In den engeren Vorstand wurden Björn Drebing und Dr. Wolfgang Voerkel gewählt.
Die Wahl der Rechnungsprüfer der Jahresabrechnung der DHG endete mit einer pikanten Personalie, die wohl den meisten Mitgliedern bei der Stimmabgabe nicht klar war. Gewählt wurde nämlich u. a. die Lebensgefährtin des Vorsitzenden des Vorstandes, Annegret Pock. Dies mag zwar rechtlich nicht zu beanstanden sein, es hat aber zu mindestens einen unangenehmen Beigeschmack, vor allen Dingen wenn man bedenkt, dass die Rechnungsprüfer die Ausgaben des Vorstandes prüfen und auf der Basis ihres Berichtes in der Regel die Entlastung des Vorstandes erfolgt.
Marcus Smolarek berichtete über die Wahl zum Ärztlichen Beirat. und über die Abstimmungsergebnisse zu den Satzungsänderungsanträgen. Zum Vorsitzenden des ärztlichen Beirates wurde Dr. Mondorf aus Frankfurt/Main gewählt. Bei den Abstimmungen zu den Satzungsänderungen nach der Mittagspause fehlten bereits etliche Mitglieder, so dass nur noch ein Teil der vormals Anwesenden an der Abstimmung teilnahm.
Der Satzungsänderungsantrag zur Begrenzung der Übertragung von Stimmrechten auf maximal drei Vollmachten je teilnehmendem Mitglied an der Mitgliederversammlung wurde, wie nicht anders zu erwarten war, insbesondere von denen abgelehnt, die im Vorfeld eifrig Stimmkarten gesammelt hatten.

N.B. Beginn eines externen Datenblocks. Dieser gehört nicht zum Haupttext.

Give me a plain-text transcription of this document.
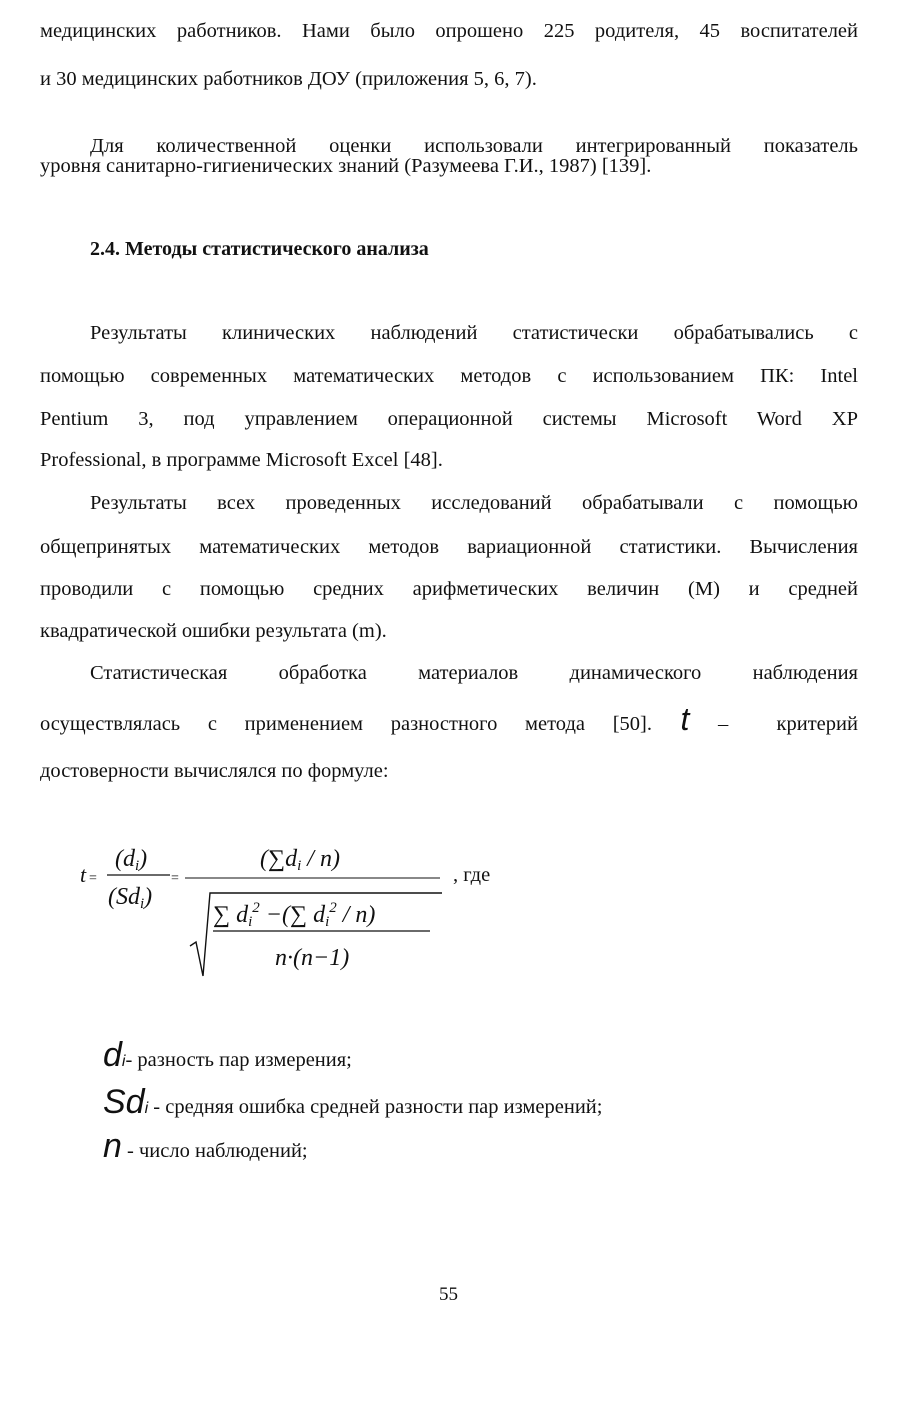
медицинских работников. Нами было опрошено 225 родителя, 45 воспитателей
и 30 медицинских работников ДОУ (приложения 5, 6, 7).
Для количественной оценки использовали интегрированный показатель
уровня санитарно-гигиенических знаний (Разумеева Г.И., 1987) [139].
2.4. Методы статистического анализа
Результаты клинических наблюдений статистически обрабатывались с
помощью современных математических методов с использованием ПК: Intel
Pentium 3, под управлением операционной системы Microsoft Word XP
Professional, в программе Microsoft Excel [48].
Результаты всех проведенных исследований обрабатывали с помощью
общепринятых математических методов вариационной статистики. Вычисления
проводили с помощью средних арифметических величин (М) и средней
квадратической ошибки результата (m).
Статистическая обработка материалов динамического наблюдения
осуществлялась с применением разностного метода [50]. t – критерий
достоверности вычислялся по формуле:
t =
(di)
(Sdi)
=
(∑di / n)
∑ $di^2$ −(∑ $di^2 / n$)
n·(n−1)
, где
di- разность пар измерения;
Sdi - средняя ошибка средней разности пар измерений;
n - число наблюдений;
55
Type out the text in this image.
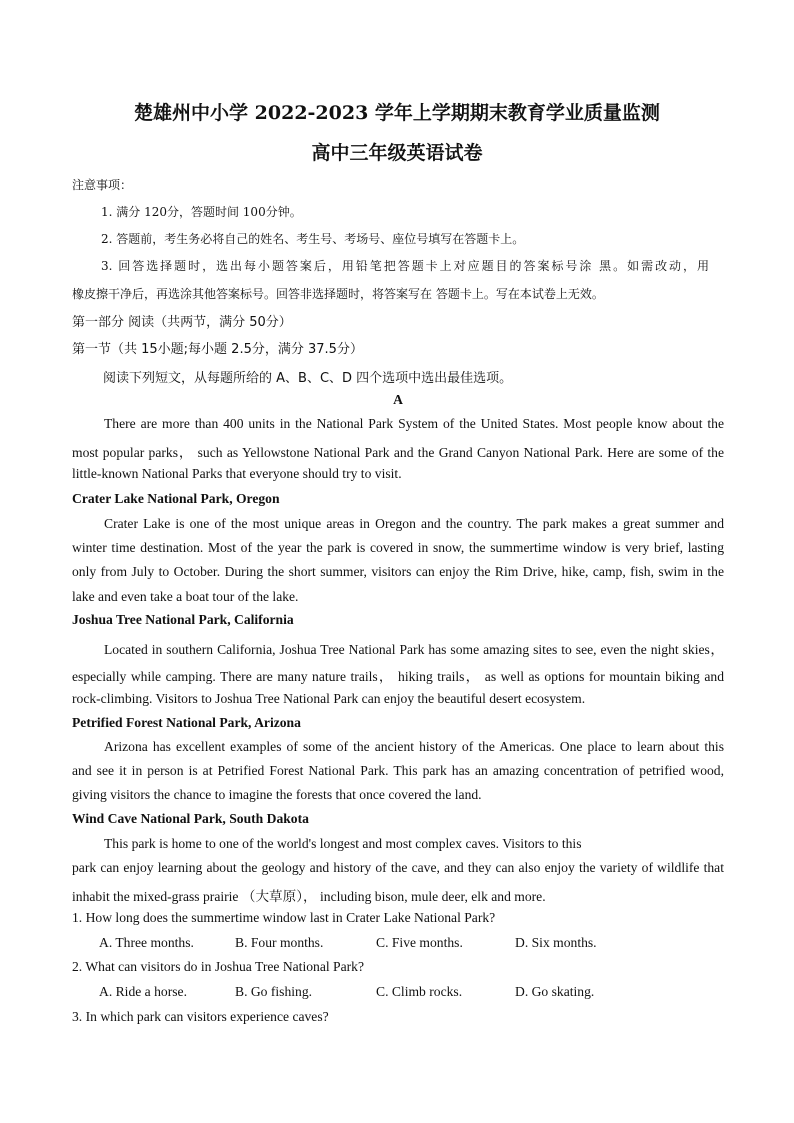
楚雄州中小学 2022-2023 学年上学期期末教育学业质量监测
高中三年级英语试卷

注意事项：

1. 满分 120分，答题时间 100分钟。

2. 答题前，考生务必将自己的姓名、考生号、考场号、座位号填写在答题卡上。

3. 回答选择题时，选出每小题答案后，用铅笔把答题卡上对应题目的答案标号涂 黑。如需改动，用

橡皮擦干净后，再选涂其他答案标号。回答非选择题时，将答案写在 答题卡上。写在本试卷上无效。

第一部分 阅读（共两节，满分 50分）

第一节（共 15小题;每小题 2.5分，满分 37.5分）

阅读下列短文，从每题所给的 A、B、C、D 四个选项中选出最佳选项。

A

There are more than 400 units in the National Park System of the United States. Most people know about the

most popular parks， such as Yellowstone National Park and the Grand Canyon National Park. Here are some of the

little-known National Parks that everyone should try to visit.

Crater Lake National Park, Oregon

Crater Lake is one of the most unique areas in Oregon and the country. The park makes a great summer and

winter time destination. Most of the year the park is covered in snow, the summertime window is very brief, lasting

only from July to October. During the short summer, visitors can enjoy the Rim Drive, hike, camp, fish, swim in the

lake and even take a boat tour of the lake.

Joshua Tree National Park, California

Located in southern California, Joshua Tree National Park has some amazing sites to see, even the night skies，

especially while camping. There are many nature trails， hiking trails， as well as options for mountain biking and

rock-climbing. Visitors to Joshua Tree National Park can enjoy the beautiful desert ecosystem.

Petrified Forest National Park, Arizona

Arizona has excellent examples of some of the ancient history of the Americas. One place to learn about this

and see it in person is at Petrified Forest National Park. This park has an amazing concentration of petrified wood,

giving visitors the chance to imagine the forests that once covered the land.

Wind Cave National Park, South Dakota

This park is home to one of the world's longest and most complex caves. Visitors to this

park can enjoy learning about the geology and history of the cave, and they can also enjoy the variety of wildlife that

inhabit the mixed-grass prairie （大草原）， including bison, mule deer, elk and more.

1. How long does the summertime window last in Crater Lake National Park?

A. Three months.	B. Four months.	C. Five months.	D. Six months.

2. What can visitors do in Joshua Tree National Park?

A. Ride a horse.	B. Go fishing.	C. Climb rocks.	D. Go skating.

3. In which park can visitors experience caves?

Das Verfahren zur Übertragung von maximal fünf Stimmkarten war sicher in den Anfangsjahren der DHG, in der das Leben der meisten Mitglieder von erheblichen Mobilitätseinschränkungen geprägt war, gerechtfertigt. Es drängt sich jedoch mittlerweile der Verdacht auf, dass mit diesem Verfahren der Manipulation von Wahlergebnissen und Entscheidungen der Mitgliederversammlung Tür und Tor geöffnet wird.
In der nachfolgenden Diskussion wurde von den Anwesenden mehrfach Bedauern und Unverständnis sowohl über die „Personalie“ bei der Wahl der Rechnungsprüfer und das Abstimmungsergebnis zum Satzungsänderungsantrag geäußert.
Auf der Mitgliederversammlung wurde auch über den aktuellen Stand der Bemühungen um Zustiftungen zur Stiftung „Humanitäre Hilfe“ für die HIV-infizierten Hämophilen und deren mögliche Schließung bis 2017 berichtet. Klaus Poek forderte die Betroffenen auf, unbedingt den im Auftrag des Gesundheitsausschusses und des BMG erstellten Fragebogen zur persönlichen Lebenssituation auszufüllen und abzusenden. Der Fortbestand wird wesentlich von der Beteiligung der Betroffenen an der Befragung abhängen.
Gegen Ende der Tagung stellte Klaus Poek kurz die Vorhaben für 2014 / 2015 in der Region vor.
Geplant werden neben dem „Treffen der Generationen“ im Mai wiederum die inzwischen zur Tradition gewordene Dampferfahrt Ende August. Der Bowlingabend ist für November vorgesehen und die Regionaltagung soll Ende Januar 2015 an vertrautem Ort stattfinden.
Die terminliche Abstimmung wird auf dem Arbeitstreffen der Aktiven der Region im März 2014 erfolgen.
Abschließend dankte Klaus Poek den Anwesenden für ihr Kommen und wünschte ihnen für das Jahr 2014 Gesundheit und alles erdenklich Gute sowie eine gute Heimreise.